I was only half-successful.

He’d gone into Fishbein for supplies, he’d said. He needed them. He was out of coffee-seemingly out of everything.

A gray mist was hovering inches above the lake. It felt like fall. I half expected to see swirling leaves carpeting the ground.

On the way back to the highway, I reached over to turn up the heat just as a panicked deer flew across the dirt road. It clipped my hood with its back hooves, then tumbled off into the brush.

I lurched to the right and stopped dead, then took a good minute or two to catch my breath.

My heart wasn’t the only thing racing. My mind was too, replaying Bailey Kindlon’s surreal story. Floating houses spinning down the street. Hundreds of dead people bobbing around the water. The part of her story that was real.

Do you believe in fairy tales?

If you did, you would have to believe in the rest of her story. Little blue aliens with no mouths. White robots with no faces. Medical exams in the bowels of a spaceship.

A fairy tale worthy of the Brothers Grimm. If they were on mushrooms maybe.

I drove straight down the PCH without stopping.

The forests thinned, the surf quieted, the steep cliffs turned into flat sand, the B amp;Bs into motels and fish fries. I found a classic rock station with a DJ named Frankie Foo and tapped the steering wheel to “Soul Sacrifice,” “Layla,” and “Brown Sugar.”
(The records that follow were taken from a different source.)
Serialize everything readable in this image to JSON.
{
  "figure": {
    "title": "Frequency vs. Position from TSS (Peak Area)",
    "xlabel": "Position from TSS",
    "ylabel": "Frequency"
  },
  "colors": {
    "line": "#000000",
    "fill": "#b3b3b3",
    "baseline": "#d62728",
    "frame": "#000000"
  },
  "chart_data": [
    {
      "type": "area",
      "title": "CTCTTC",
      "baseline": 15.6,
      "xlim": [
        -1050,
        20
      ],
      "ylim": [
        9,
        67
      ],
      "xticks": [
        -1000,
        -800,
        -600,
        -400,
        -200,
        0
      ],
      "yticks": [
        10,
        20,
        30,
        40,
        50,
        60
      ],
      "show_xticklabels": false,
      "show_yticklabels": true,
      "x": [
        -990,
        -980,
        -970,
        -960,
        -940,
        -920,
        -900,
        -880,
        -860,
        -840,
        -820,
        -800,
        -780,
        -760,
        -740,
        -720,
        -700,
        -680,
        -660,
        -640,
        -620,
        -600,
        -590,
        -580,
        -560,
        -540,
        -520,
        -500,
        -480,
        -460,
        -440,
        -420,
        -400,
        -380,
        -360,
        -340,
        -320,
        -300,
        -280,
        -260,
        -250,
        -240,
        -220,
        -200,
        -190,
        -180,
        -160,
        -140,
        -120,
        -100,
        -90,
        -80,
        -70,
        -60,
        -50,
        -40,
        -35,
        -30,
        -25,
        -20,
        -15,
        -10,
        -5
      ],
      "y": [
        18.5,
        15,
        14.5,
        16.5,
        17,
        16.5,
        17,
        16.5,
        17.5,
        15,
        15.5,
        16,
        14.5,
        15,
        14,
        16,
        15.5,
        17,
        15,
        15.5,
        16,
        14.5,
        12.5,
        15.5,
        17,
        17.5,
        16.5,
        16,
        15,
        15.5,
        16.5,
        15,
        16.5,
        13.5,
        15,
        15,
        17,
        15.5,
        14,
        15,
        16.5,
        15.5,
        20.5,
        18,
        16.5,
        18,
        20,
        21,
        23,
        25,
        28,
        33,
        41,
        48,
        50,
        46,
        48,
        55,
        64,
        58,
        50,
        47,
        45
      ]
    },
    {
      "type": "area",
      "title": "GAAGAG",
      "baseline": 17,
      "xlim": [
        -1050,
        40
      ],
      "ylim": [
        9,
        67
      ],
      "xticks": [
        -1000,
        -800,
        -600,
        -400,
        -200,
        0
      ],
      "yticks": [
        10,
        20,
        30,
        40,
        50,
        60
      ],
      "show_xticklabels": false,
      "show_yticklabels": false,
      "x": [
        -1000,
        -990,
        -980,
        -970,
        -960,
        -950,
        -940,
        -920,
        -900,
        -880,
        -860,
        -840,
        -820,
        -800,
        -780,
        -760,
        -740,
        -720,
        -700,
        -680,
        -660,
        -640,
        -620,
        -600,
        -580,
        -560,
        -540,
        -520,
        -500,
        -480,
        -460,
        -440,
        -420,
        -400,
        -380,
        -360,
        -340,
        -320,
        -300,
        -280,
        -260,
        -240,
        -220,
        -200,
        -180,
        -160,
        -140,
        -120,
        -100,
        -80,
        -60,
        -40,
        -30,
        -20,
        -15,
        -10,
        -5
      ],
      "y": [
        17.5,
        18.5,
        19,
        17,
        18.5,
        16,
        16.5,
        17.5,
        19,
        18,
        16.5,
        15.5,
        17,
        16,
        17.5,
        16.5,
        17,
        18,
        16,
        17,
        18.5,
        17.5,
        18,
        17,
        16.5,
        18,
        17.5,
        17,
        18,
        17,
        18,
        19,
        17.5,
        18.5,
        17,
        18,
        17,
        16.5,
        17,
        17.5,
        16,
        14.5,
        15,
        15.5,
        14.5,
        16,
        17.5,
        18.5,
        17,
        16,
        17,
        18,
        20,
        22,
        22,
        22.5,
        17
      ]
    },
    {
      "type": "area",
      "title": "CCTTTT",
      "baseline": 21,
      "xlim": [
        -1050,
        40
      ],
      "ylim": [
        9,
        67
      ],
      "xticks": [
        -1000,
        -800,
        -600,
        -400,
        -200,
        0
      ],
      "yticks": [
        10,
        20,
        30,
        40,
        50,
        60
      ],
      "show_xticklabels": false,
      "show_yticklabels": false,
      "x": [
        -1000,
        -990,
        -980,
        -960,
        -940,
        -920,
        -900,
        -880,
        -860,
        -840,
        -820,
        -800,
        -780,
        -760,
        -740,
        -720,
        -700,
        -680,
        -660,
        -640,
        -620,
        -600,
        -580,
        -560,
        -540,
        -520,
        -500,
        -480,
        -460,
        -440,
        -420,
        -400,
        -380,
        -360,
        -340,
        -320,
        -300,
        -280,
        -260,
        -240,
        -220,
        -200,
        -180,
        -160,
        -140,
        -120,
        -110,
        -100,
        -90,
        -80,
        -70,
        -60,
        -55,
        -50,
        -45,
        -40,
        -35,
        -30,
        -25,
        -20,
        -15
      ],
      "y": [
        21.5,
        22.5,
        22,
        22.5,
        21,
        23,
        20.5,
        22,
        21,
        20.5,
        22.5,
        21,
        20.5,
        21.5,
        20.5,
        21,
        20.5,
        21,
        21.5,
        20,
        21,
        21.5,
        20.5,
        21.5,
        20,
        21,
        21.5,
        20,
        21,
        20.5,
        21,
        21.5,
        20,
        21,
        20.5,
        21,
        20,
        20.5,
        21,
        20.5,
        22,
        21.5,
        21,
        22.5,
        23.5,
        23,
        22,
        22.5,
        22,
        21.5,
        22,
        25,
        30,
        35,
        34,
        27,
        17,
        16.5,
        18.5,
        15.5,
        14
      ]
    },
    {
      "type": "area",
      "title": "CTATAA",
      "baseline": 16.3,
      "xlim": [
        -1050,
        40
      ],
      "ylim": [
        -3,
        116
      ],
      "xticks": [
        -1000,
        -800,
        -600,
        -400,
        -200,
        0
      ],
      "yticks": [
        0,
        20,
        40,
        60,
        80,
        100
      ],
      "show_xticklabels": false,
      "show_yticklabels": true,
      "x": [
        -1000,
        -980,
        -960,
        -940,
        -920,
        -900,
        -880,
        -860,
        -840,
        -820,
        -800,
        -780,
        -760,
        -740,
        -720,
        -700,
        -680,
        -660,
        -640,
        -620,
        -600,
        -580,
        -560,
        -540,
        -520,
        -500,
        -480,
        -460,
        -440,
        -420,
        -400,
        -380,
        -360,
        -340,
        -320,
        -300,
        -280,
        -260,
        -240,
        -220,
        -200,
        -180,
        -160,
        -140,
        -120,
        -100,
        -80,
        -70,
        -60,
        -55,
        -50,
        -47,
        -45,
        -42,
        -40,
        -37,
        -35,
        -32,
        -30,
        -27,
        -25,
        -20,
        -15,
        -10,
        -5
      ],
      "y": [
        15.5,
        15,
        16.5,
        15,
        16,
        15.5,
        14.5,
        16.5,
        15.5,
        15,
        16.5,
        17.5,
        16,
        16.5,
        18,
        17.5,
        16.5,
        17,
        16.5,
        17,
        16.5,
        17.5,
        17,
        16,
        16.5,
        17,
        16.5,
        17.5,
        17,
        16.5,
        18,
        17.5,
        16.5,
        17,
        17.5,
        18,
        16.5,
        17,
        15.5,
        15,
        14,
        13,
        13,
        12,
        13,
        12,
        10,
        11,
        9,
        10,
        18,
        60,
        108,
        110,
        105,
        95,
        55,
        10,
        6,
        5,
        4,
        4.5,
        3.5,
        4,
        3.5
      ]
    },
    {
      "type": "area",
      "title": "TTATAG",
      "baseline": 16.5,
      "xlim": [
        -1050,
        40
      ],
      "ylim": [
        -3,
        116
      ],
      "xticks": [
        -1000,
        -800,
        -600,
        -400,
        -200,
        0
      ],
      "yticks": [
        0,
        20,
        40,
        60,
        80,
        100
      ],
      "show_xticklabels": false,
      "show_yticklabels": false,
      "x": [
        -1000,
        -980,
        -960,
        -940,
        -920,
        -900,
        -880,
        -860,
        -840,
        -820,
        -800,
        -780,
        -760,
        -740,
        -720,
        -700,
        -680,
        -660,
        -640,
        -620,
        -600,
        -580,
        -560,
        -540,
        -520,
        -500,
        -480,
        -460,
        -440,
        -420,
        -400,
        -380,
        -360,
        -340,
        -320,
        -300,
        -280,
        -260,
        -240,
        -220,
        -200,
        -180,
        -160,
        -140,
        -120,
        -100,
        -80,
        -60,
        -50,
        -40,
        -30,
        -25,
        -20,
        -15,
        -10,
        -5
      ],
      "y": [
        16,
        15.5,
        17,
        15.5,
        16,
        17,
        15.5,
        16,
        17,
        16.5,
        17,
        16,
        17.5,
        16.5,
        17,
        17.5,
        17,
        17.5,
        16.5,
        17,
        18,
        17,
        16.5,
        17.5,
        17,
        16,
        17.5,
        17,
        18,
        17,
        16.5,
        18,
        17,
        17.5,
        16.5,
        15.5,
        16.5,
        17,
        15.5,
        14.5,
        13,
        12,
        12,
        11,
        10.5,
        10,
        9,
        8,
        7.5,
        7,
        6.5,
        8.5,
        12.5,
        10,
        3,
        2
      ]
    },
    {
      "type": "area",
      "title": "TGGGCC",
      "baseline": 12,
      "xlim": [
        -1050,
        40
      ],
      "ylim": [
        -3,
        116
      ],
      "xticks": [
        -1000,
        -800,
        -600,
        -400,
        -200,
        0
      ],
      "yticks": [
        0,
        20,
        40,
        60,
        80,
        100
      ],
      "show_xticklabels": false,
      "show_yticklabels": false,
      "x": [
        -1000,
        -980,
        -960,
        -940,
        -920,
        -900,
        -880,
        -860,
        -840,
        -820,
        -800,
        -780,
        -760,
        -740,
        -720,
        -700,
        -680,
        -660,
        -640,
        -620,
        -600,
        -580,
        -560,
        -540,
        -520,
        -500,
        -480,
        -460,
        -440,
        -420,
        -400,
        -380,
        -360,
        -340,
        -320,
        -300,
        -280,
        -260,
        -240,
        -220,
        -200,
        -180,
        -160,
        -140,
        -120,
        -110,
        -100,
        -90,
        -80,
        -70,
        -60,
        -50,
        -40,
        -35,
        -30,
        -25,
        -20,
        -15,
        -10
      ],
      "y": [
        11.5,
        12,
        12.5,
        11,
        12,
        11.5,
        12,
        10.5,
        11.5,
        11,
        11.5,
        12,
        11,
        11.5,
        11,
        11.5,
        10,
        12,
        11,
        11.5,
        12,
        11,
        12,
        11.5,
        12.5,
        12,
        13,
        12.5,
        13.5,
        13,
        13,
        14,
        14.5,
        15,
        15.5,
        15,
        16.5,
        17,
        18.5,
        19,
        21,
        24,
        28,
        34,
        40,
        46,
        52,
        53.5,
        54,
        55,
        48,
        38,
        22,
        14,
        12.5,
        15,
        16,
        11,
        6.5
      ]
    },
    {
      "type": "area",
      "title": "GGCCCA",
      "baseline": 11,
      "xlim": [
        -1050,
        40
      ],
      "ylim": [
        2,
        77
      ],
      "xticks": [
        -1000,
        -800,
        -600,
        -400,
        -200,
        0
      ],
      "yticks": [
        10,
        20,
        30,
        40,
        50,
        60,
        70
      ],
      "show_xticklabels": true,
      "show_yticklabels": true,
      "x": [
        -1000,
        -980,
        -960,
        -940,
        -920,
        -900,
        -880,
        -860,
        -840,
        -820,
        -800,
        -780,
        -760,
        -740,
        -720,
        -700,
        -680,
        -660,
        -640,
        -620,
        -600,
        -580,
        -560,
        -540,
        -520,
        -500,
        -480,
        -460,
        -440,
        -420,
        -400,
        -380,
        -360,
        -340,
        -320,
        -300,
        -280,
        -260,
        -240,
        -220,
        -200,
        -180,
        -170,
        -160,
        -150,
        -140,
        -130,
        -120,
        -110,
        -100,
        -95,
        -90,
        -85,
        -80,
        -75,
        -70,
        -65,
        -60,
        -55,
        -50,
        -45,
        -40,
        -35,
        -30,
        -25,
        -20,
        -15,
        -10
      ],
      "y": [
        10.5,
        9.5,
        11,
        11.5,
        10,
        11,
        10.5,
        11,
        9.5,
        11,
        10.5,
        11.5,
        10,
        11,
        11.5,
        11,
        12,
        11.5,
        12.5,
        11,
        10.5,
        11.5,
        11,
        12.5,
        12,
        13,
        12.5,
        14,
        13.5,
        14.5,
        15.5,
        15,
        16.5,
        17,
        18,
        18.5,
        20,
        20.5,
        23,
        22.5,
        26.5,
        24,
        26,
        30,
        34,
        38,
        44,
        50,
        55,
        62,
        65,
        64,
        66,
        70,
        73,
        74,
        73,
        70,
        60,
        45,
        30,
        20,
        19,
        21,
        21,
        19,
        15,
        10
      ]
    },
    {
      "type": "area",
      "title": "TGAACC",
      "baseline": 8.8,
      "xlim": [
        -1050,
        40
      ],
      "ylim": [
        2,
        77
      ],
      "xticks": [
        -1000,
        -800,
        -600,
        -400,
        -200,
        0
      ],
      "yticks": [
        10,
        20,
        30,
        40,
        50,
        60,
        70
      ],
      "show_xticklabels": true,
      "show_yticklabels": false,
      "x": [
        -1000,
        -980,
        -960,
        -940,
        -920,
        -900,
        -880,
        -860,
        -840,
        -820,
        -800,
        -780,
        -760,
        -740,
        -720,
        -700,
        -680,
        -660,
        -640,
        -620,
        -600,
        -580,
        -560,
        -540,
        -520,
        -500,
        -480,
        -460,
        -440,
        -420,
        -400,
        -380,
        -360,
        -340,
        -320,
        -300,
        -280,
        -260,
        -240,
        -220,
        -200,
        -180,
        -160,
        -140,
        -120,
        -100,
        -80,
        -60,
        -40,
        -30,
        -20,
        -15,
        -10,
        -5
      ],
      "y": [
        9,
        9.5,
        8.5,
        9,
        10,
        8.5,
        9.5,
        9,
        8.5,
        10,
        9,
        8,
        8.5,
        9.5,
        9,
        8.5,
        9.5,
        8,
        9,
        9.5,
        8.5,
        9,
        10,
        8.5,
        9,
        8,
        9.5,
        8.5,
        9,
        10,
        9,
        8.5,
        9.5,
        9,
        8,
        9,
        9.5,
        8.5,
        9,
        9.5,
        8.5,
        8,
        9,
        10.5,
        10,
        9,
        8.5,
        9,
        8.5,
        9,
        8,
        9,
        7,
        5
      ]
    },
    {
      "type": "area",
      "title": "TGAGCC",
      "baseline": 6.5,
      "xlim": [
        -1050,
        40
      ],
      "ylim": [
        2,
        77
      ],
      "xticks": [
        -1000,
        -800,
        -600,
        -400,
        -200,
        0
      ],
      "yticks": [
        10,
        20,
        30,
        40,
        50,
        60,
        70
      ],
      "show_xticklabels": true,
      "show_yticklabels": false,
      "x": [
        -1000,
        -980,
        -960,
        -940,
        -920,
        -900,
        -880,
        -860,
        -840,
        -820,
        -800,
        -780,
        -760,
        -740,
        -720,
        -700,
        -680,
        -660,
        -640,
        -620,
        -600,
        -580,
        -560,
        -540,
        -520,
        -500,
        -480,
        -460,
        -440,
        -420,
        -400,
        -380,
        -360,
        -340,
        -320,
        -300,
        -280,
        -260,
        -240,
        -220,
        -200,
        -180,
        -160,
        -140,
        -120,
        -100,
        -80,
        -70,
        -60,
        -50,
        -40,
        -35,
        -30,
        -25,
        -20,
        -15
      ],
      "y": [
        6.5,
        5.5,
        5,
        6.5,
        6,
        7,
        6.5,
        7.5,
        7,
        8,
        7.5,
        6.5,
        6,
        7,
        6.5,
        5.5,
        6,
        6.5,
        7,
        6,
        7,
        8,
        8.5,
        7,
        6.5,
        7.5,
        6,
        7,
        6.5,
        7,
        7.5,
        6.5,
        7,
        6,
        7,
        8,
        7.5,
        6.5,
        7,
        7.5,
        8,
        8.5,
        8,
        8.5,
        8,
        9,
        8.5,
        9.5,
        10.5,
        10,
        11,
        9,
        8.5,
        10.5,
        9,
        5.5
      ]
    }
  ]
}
When the sun went down, I could just make out the Ferris-wheel lights on the Santa Monica Pier. It made me think of my one and only childhood visit to an amusement park. Not really a park-one of those traveling carnivals with junky rides and shoot-water-in-the-clown’s-mouth concessions. After Jimmy died. After I told the police and the caseworkers that he slipped on the ice. That he fell in the tub. That he walked into the door. What happened, Tommy? An accident. He was clumsy. At the carnival my mom took her lying son for a spin around the Ferris wheel, then threw up while we were suspended at the top. The resulting screams had nothing to do with the cheap thrill of being carted up to the stars. One sniff of her breath once we were back on the ground was enough to secure her a lecture on responsible child-rearing-this from an itinerant barker who looked like he did a fair amount of drinking himself. It was enough to swear me off carnivals forever-though not enough to swear her off Jim Beam. Do you still blame her? Dr. Payne had asked me. He meant did I blame her for being a drunk-for being verbally abusive, for fucking anything in pants. He didn’t know what I really blamed her for.